Vince Giordano
In 30 years as a bandleader, VINCE GIORDANO has become the authority on recreating the sounds of 1920s and '30s jazz and popular music. Giordano and his big band, the Nighthawks, recorded a series of Depression-era hits for the soundtrack of Martin Scorsese's The Aviator, ripping through instrumentals and serving as the back-up band for singers like David Johansen and Rufus Wainwright.
"I just love the energy of the early jazz," says Giordano, 53. "I wanted to recapture some of that." Early appearances on "A Prairie Home Companion" and in the movie The Cotton Club led to work in half-a-dozen Woody Allen films, including Sweet and Lowdown and Zelig. His diverse musical involvements also include backing up Madonna doing a striptease in Bloodhounds Of Broadway, and working with such varied institutions as the New York Philharmonic and Leon Redbone.
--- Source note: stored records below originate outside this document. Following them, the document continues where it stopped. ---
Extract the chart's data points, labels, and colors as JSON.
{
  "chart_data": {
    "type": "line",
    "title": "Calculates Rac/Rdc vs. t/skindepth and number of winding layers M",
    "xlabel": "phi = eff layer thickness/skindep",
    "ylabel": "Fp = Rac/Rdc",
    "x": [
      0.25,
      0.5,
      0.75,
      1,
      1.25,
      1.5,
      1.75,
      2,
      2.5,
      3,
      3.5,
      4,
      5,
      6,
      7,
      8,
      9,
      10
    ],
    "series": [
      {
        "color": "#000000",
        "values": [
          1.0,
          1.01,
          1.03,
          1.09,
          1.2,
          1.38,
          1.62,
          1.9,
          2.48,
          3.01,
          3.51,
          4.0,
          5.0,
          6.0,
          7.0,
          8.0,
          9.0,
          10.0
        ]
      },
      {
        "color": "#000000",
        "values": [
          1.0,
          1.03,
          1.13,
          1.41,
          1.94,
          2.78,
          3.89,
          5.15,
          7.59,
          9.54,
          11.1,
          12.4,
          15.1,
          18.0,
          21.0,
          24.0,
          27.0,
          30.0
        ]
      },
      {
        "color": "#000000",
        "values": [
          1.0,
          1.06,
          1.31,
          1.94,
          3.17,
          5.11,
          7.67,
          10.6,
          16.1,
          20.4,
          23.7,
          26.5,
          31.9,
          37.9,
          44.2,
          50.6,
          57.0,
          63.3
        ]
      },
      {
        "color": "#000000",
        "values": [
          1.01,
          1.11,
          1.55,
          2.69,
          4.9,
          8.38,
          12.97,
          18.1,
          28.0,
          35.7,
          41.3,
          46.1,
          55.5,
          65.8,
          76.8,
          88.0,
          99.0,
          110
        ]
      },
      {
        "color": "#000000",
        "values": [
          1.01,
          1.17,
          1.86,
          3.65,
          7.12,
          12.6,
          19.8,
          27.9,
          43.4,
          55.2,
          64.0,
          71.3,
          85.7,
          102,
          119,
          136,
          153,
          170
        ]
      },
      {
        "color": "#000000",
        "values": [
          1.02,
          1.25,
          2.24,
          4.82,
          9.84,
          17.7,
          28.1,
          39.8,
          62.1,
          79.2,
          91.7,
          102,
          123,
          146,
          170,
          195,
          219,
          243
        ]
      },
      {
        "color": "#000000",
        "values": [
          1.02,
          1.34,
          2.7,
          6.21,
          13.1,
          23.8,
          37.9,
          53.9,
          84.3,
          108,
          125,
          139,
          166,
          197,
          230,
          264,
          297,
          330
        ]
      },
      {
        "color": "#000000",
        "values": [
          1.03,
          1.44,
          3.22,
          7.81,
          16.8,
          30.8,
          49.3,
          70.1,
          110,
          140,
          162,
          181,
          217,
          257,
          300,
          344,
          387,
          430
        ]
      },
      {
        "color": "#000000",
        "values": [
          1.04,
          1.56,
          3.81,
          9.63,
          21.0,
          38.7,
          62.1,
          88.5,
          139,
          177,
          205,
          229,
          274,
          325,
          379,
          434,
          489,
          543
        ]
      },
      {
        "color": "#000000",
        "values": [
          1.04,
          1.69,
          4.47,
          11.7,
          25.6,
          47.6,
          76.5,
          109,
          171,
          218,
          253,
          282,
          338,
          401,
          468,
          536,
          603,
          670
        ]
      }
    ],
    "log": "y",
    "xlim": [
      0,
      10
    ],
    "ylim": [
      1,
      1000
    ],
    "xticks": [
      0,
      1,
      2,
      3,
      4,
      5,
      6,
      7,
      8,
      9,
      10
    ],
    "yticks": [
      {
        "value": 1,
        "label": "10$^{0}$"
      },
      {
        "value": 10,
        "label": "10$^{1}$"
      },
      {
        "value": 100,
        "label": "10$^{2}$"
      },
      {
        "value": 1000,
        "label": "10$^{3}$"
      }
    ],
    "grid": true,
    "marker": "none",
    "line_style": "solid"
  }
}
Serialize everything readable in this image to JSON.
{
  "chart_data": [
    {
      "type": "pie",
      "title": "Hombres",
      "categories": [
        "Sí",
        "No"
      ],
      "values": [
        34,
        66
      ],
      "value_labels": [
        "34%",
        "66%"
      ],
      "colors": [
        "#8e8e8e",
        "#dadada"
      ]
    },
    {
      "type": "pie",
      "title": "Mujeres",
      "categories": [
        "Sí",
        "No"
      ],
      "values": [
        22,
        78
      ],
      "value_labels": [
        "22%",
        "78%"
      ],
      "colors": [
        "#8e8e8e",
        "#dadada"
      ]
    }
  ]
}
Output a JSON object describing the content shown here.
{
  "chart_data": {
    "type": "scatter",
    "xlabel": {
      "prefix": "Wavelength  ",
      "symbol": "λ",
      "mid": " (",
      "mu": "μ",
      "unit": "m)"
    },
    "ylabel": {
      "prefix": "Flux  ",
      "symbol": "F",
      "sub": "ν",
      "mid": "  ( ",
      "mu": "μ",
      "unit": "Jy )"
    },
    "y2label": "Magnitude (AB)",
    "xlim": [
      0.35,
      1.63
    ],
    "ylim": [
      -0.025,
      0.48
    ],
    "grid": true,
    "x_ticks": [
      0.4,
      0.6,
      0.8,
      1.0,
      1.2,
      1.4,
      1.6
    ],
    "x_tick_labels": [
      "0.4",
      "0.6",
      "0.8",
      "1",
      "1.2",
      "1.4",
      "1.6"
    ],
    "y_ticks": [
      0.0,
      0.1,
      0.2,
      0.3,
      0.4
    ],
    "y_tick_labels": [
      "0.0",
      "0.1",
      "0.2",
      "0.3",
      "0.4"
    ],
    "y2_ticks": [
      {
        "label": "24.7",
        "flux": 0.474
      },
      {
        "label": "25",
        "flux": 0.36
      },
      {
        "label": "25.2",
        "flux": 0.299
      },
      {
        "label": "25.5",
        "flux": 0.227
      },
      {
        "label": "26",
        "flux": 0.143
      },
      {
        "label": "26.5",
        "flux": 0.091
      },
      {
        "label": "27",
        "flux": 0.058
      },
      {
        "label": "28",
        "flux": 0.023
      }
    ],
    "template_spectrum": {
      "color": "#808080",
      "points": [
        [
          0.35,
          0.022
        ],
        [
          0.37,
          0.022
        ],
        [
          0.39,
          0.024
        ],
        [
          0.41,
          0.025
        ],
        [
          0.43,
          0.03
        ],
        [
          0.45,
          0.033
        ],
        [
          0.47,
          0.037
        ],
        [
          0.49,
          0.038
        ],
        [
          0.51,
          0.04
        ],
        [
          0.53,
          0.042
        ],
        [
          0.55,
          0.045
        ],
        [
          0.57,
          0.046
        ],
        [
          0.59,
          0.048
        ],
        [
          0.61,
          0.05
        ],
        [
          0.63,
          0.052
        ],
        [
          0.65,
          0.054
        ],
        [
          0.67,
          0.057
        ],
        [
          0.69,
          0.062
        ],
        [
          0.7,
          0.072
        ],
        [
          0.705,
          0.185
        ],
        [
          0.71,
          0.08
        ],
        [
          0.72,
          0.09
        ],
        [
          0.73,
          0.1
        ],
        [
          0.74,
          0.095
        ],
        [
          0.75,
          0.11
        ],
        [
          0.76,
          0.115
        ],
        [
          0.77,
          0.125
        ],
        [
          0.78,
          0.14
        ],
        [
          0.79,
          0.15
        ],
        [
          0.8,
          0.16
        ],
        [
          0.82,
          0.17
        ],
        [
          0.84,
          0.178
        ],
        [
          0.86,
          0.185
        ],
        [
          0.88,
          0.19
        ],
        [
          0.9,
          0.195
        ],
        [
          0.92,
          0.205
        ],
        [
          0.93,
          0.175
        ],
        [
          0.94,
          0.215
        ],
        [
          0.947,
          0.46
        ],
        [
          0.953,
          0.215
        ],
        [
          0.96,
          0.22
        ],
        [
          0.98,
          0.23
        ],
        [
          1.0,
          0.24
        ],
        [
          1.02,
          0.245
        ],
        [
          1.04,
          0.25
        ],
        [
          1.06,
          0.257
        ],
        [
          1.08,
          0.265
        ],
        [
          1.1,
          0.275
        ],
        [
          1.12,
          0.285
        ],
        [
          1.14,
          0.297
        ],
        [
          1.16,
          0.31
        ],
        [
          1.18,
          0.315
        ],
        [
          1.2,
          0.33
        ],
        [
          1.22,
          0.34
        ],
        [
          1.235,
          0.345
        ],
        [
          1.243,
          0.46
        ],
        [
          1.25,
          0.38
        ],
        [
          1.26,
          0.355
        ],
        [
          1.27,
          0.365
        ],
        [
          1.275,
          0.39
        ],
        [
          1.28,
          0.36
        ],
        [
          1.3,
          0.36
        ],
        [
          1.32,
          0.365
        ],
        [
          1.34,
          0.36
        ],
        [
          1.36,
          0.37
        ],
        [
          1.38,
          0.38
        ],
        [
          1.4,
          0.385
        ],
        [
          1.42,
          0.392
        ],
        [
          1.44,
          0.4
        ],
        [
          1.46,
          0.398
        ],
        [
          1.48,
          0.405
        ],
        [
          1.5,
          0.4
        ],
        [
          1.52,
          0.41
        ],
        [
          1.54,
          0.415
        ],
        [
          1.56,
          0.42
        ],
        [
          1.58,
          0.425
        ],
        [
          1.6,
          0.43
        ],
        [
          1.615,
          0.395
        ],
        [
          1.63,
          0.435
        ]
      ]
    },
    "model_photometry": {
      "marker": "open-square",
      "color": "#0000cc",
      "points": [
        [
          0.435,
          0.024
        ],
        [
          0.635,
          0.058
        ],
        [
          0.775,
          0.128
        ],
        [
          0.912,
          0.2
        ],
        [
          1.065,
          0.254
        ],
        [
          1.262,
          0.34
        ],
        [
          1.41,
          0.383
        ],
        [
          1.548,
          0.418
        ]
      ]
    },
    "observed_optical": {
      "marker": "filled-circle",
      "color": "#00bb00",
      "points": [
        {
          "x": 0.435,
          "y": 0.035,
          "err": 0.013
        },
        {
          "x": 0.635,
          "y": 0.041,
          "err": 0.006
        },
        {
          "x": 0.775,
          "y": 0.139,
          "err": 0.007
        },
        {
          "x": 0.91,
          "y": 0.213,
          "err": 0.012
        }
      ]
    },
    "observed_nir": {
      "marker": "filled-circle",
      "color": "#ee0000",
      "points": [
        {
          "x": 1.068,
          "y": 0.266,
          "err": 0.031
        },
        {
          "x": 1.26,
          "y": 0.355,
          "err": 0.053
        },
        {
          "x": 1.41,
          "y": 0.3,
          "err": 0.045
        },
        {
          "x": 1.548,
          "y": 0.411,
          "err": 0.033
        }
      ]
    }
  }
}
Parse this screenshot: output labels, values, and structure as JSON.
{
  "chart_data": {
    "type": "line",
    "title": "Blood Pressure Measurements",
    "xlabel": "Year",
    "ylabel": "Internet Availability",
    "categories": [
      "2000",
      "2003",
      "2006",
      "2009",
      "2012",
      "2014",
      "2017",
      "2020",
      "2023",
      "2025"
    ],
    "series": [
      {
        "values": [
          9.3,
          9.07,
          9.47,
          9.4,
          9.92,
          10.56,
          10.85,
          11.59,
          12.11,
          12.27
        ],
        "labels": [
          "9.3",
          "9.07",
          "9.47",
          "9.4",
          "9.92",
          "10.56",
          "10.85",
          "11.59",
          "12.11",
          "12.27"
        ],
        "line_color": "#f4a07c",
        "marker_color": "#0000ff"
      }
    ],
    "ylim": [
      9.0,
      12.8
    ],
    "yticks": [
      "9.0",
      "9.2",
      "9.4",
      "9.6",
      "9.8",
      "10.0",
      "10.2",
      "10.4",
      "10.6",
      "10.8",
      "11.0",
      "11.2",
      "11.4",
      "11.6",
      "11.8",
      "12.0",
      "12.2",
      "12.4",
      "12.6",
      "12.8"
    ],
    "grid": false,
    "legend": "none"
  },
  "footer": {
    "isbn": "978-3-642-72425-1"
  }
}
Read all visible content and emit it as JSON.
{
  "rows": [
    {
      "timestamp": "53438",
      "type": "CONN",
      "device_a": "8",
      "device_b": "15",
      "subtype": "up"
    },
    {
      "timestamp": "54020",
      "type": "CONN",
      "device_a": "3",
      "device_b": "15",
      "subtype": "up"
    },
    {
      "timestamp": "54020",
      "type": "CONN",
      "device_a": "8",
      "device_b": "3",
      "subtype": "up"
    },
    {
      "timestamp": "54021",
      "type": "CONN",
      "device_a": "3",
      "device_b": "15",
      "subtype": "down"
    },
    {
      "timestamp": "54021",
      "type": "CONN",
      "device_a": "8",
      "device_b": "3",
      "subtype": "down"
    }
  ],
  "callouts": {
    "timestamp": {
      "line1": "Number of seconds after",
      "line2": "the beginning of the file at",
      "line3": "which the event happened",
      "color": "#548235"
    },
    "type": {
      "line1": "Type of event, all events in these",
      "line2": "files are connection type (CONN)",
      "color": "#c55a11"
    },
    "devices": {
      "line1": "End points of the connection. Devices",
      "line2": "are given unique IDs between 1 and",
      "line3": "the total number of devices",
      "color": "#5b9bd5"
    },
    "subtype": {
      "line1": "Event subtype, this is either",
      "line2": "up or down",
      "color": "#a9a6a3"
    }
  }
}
While he doesn't call people "Pops" or wear vintage duds, Giordano is obsessive about musical authenticity in resurrecting heroes like Bix Beiderbecke, Fletcher Henderson, and Jelly Roll Morton. The Nighthawks use period instruments and arrangements, and play solos transcribed from the original recordings. Even the Kellogg microphone that carries Giordano's Astaire-like baritone is an antique spring-suspended beauty.
This purist's Brooklyn home is filled with instruments. Many are rare - a folding bass drum, a one-of-a-kind six-foot straight baritone sax, and a Goofus, a novelty wind instrument played by 1920s jazzman Adrian Rollini. In the basement are 30,000 big band charts. In the bedroom, there's a wooden box. "This is my Rosebud," he says, opening his grandmother's Victrola, which is what first ignited his love for the hot and sweet sounds on 78-rpm records when he was five.
You can hear the Nighthawks' authenticity on records like "Quality Shout" but to really "get it" you've got to see them live. As the syncopated stomp and roar of brass, reed and rhythm section wash over you, it's clear that this music was the rock & roll of its day.
Watching Giordano riding herd through vintage sizzlers like "Riding High" - head back, arms furiously slapping the aluminum string bass, and an enormous smile stretched across his face - you wonder if this band isn't just a time machine Giordano built to launch himself back to the days of Busby Berkeley and bathtub gin.